Don’t forget that marketing may start on a film long before a final print is finished for theatrical distribution. Often times, editors will have access to ALL of the footage when cutting a trailer, sometimes just specific sequences. It’s a collaborative effort where they approve whatever is used, but this is why alternate takes or even jokes are used in trailers. Because at the time, there may not have been a final one created.
Trailers tell the story of a film in a highly condensed fashion that
must have maximum appeal. In the decades since film marketing has
become a large industry, trailers have become highly polished pieces
of advertising, able to present even poor movies in an attractive
light. Some of the elements common to many trailers are listed below.
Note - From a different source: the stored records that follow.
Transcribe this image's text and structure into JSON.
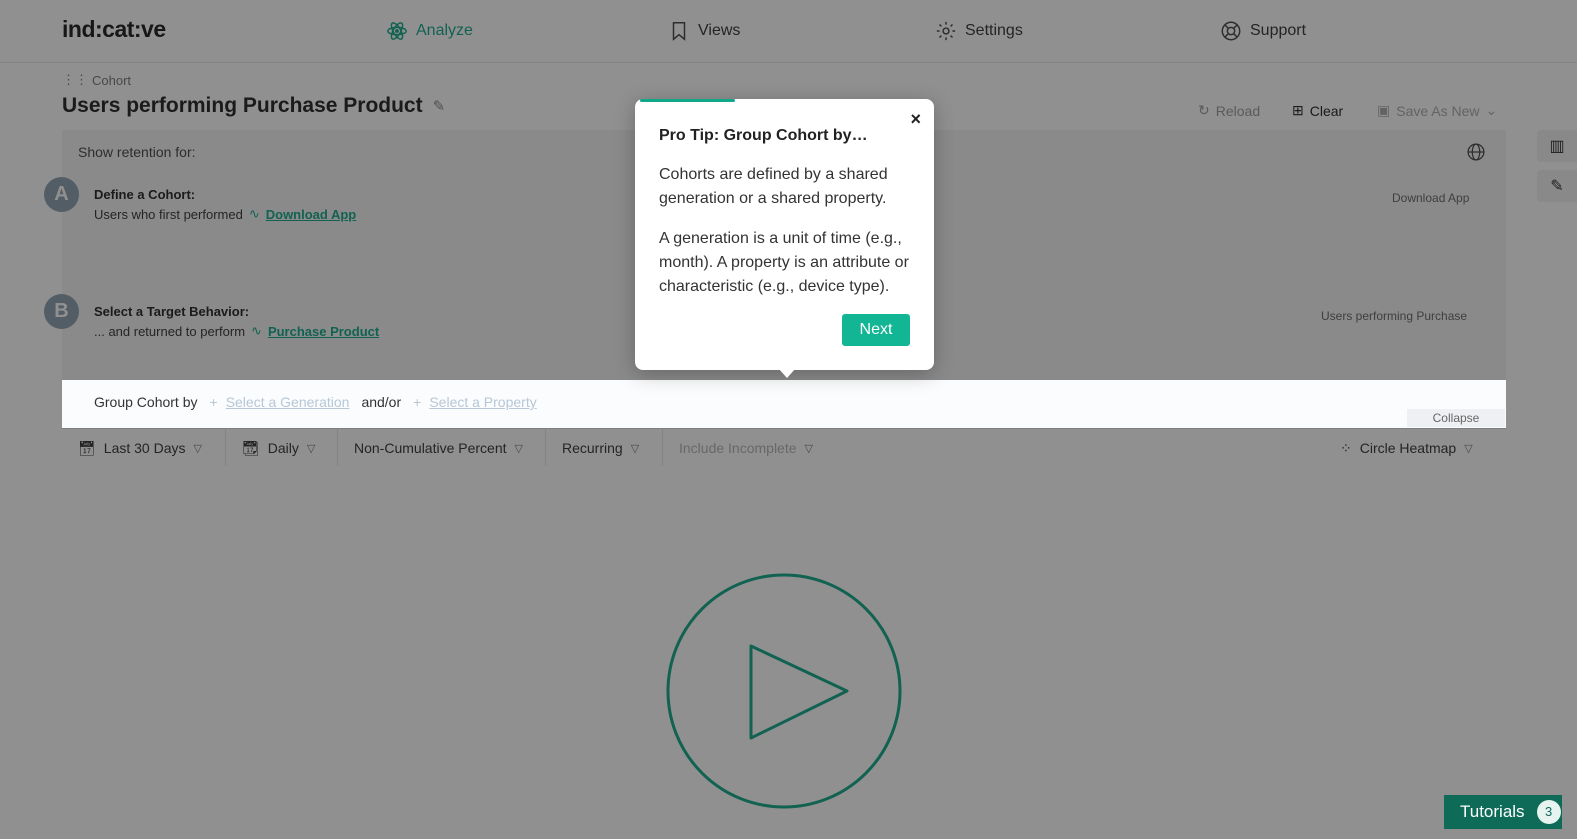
{
  "app": {
    "logo": "ind:cat:ve"
  },
  "nav": [
    {
      "label": "Analyze",
      "icon": "atom-icon"
    },
    {
      "label": "Views",
      "icon": "bookmark-icon"
    },
    {
      "label": "Settings",
      "icon": "gear-icon"
    },
    {
      "label": "Support",
      "icon": "lifebuoy-icon"
    }
  ],
  "breadcrumb": "Cohort",
  "page_title": "Users performing Purchase Product",
  "actions": {
    "reload": "Reload",
    "clear": "Clear",
    "save_as_new": "Save As New"
  },
  "show_retention": "Show retention for:",
  "steps": {
    "a": {
      "badge": "A",
      "title": "Define a Cohort:",
      "prefix": "Users who first performed",
      "event": "Download App",
      "right": "Download App"
    },
    "b": {
      "badge": "B",
      "title": "Select a Target Behavior:",
      "prefix": "... and returned to perform",
      "event": "Purchase Product",
      "right": "Users performing Purchase"
    }
  },
  "group_cohort": {
    "label": "Group Cohort by",
    "generation": "Select a Generation",
    "andor": "and/or",
    "property": "Select a Property",
    "collapse": "Collapse"
  },
  "filters": {
    "date_range": "Last 30 Days",
    "interval": "Daily",
    "mode": "Non-Cumulative Percent",
    "recurring": "Recurring",
    "include_incomplete": "Include Incomplete",
    "chart_type": "Circle Heatmap"
  },
  "popover": {
    "title": "Pro Tip: Group Cohort by…",
    "p1": "Cohorts are defined by a shared generation or a shared property.",
    "p2": "A generation is a unit of time (e.g., month). A property is an attribute or characteristic (e.g., device type).",
    "next": "Next",
    "close": "×",
    "progress": 0.33
  },
  "tutorials": {
    "label": "Tutorials",
    "count": "3"
  },
  "colors": {
    "accent": "#11a888",
    "dark_accent": "#0d6b57"
  }
}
Trailers are typically made up of scenes from the film they are
promoting, but sometimes contain deleted scenes from the film.
Most trailers have a three-act structure similar to a full
feature-length film. They start with a beginning (act 1) that lays out
the premise of the story. The middle (act 2) drives the story further
and usually ends with a dramatic climax. Act 3 usually features a
strong piece of "signature music" (either a recognizable song or a
powerful, sweeping orchestral piece). This last act often consists of
a visual montage of powerful and emotional moments of the film and may
also contain a cast run if there are noteworthy stars that could help
sell the movie.
Some trailers use "special shoot" footage, which is material that has
been created specifically for advertising purposes and does not appear
in the actual film. The most notable film to use this technique was
Terminator 2: Judgment Day, whose trailer featured an elaborate
special effect scene of a T-800 Terminator being assembled in a
factory that was never intended to be in the film itself.
So this may be the same for the case of The Amazing Spider-man or The Dark Knight Rises's trailer which contains some deleted scene.